As the sun rises, Stanley counts eight lizards in the hole with him. Inexplicably, Zero says, "Satan." The Warden suggests that Mr. Sir take the suitcase from Zero, as the lizards clearly aren't hungry, but none of them move. Hours later, they watch a tarantula lumber along the ground. A lizard leaps from Stanley's head towards the tarantula, devouring it in one gulp. Mr. Sir observes that the lizards are absolutely hungry.
When the lizards show that they're hungry, just not for Stanley and Zero, it again appears as though fate and destiny are helping the boys get through this ordeal—but also, that nature is conspiring to help. The lizards keep the Warden and Mr. Sir away, even as they terrify the boys.
The lizards move lower in the hole to escape the sun as the day progresses. Stanley believes that there are two hiding between Zero's knees. The boys whisper to each other, and Stanley tries to climb out. He feels a claw dig in and gives up. Zero asks Stanley if his last name is his first name backwards. Stanley is amazed that Zero could figure that out. They hear cars approaching, and Mr. Sir says it's certainly not Girl Scouts with cookies.
When Zero asks Stanley about his last name, it again reinforces that Zero isn't dumb; he's just uneducated. By making that distinction, the novel is able to point to the ways that Zero, even as an intelligent kid, is disadvantaged because of not getting an education, especially when even Stanley is surprised.
A short while later, Mr. Pendanski leads a short woman and a tall man in a suit to the hole. When they're close enough to see, the woman (Ms. Morengo) turns to the man, the Texas Attorney General, and says that if anything happens to Stanley, they're filing charges against the Warden as well as the state of Texas. The Attorney General asks the Warden how long the boys have been stuck. The Warden insists that the boys snuck into her cabin, stole her suitcase, and then fell into the nest last night. Stanley says it's not true, but Ms. Morengo advises him not to speak. Stanley wonders who actually owns the suitcase.

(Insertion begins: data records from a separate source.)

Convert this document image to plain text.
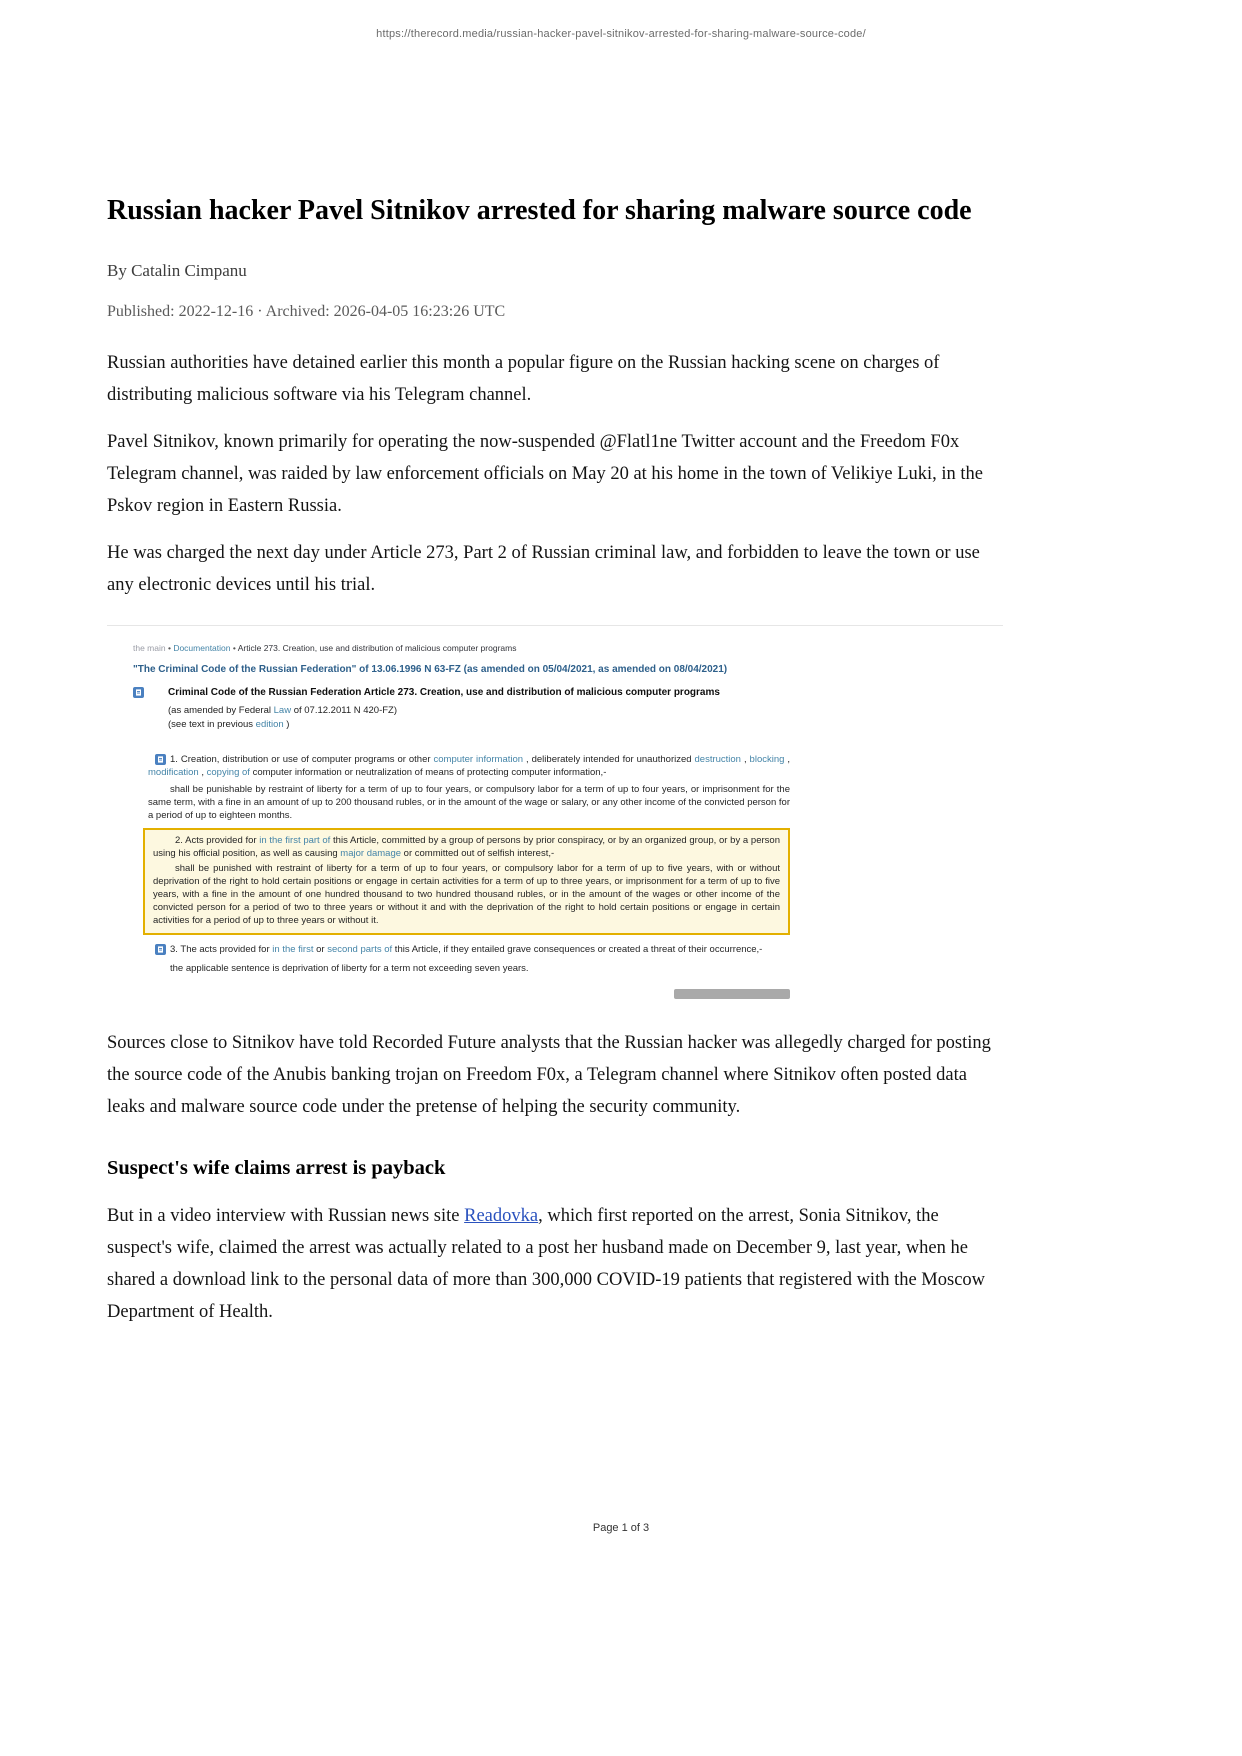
https://therecord.media/russian-hacker-pavel-sitnikov-arrested-for-sharing-malware-source-code/
Russian hacker Pavel Sitnikov arrested for sharing malware source code
By Catalin Cimpanu
Published: 2022-12-16 · Archived: 2026-04-05 16:23:26 UTC

Russian authorities have detained earlier this month a popular figure on the Russian hacking scene on charges of distributing malicious software via his Telegram channel.

Pavel Sitnikov, known primarily for operating the now-suspended @Flatl1ne Twitter account and the Freedom F0x Telegram channel, was raided by law enforcement officials on May 20 at his home in the town of Velikiye Luki, in the Pskov region in Eastern Russia.

He was charged the next day under Article 273, Part 2 of Russian criminal law, and forbidden to leave the town or use any electronic devices until his trial.

the main • Documentation • Article 273. Creation, use and distribution of malicious computer programs
"The Criminal Code of the Russian Federation" of 13.06.1996 N 63-FZ (as amended on 05/04/2021, as amended on 08/04/2021)
Criminal Code of the Russian Federation Article 273. Creation, use and distribution of malicious computer programs
(as amended by Federal Law of 07.12.2011 N 420-FZ)
(see text in previous edition )
1. Creation, distribution or use of computer programs or other computer information , deliberately intended for unauthorized destruction , blocking , modification , copying of computer information or neutralization of means of protecting computer information,-
shall be punishable by restraint of liberty for a term of up to four years, or compulsory labor for a term of up to four years, or imprisonment for the same term, with a fine in an amount of up to 200 thousand rubles, or in the amount of the wage or salary, or any other income of the convicted person for a period of up to eighteen months.
2. Acts provided for in the first part of this Article, committed by a group of persons by prior conspiracy, or by an organized group, or by a person using his official position, as well as causing major damage or committed out of selfish interest,-
shall be punished with restraint of liberty for a term of up to four years, or compulsory labor for a term of up to five years, with or without deprivation of the right to hold certain positions or engage in certain activities for a term of up to three years, or imprisonment for a term of up to five years, with a fine in the amount of one hundred thousand to two hundred thousand rubles, or in the amount of the wages or other income of the convicted person for a period of two to three years or without it and with the deprivation of the right to hold certain positions or engage in certain activities for a period of up to three years or without it.
3. The acts provided for in the first or second parts of this Article, if they entailed grave consequences or created a threat of their occurrence,-
the applicable sentence is deprivation of liberty for a term not exceeding seven years.

Sources close to Sitnikov have told Recorded Future analysts that the Russian hacker was allegedly charged for posting the source code of the Anubis banking trojan on Freedom F0x, a Telegram channel where Sitnikov often posted data leaks and malware source code under the pretense of helping the security community.

Suspect's wife claims arrest is payback

But in a video interview with Russian news site Readovka, which first reported on the arrest, Sonia Sitnikov, the suspect's wife, claimed the arrest was actually related to a post her husband made on December 9, last year, when he shared a download link to the personal data of more than 300,000 COVID-19 patients that registered with the Moscow Department of Health.

Page 1 of 3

The Warden's decision to lie shows that she believes herself to be above the law or, at the very least, outside of it—the setup of Camp Green Lake itself is testament to that. This also shows that she doesn't value Stanley or Zero's lives at all, given that if the Attorney General or Ms. Morengo believe her, Stanley and Zero will certainly be in deep trouble.
Ms. Morengo angrily says that this wouldn't have happened if the Warden had released Stanley to her yesterday, but the Warden insists that this is Stanley's fault. The Attorney General asks why the Warden didn't release Stanley when asked, and the Warden insists that Ms. Morengo didn't have proper authorization. She insists that she needed authentication from the Attorney General before she could abide by even a signed court order. She again says that Stanley has been delusional for days.
When the Warden insists that Stanley was delusional, she attempts to discredit him by creating an image of him that's not at all credible—which is very similar to the way that Mr. Pendanski thought of Zero as being wholly useless and unintelligent. This again shows that there's a great deal of power to be had by dehumanizing someone and making them seem uneducated.
Stanley carefully pulls himself out of the hole and the lizards allow him to do so. He steadies himself and then helps Zero stand. As the last of the lizards skitter away, the Warden rushes to Zero, hugs him, and tries to take the suitcase. Zero jerks it away and says it belongs to Stanley. The Warden reminds him that it came from her cabin and threatens to press charges, but Zero points to Stanley's name written in big black letters on the suitcase. The Warden sputters.
It's fairly clear for the reader that the suitcase isn't Stanley's; it's likely the one that Kate Barlow stole from the first Stanley. This shows that even the Yelnats's decision to name their sons Stanley for generations is linked to destiny and was fated, as this will certainly help Stanley out of this pickle.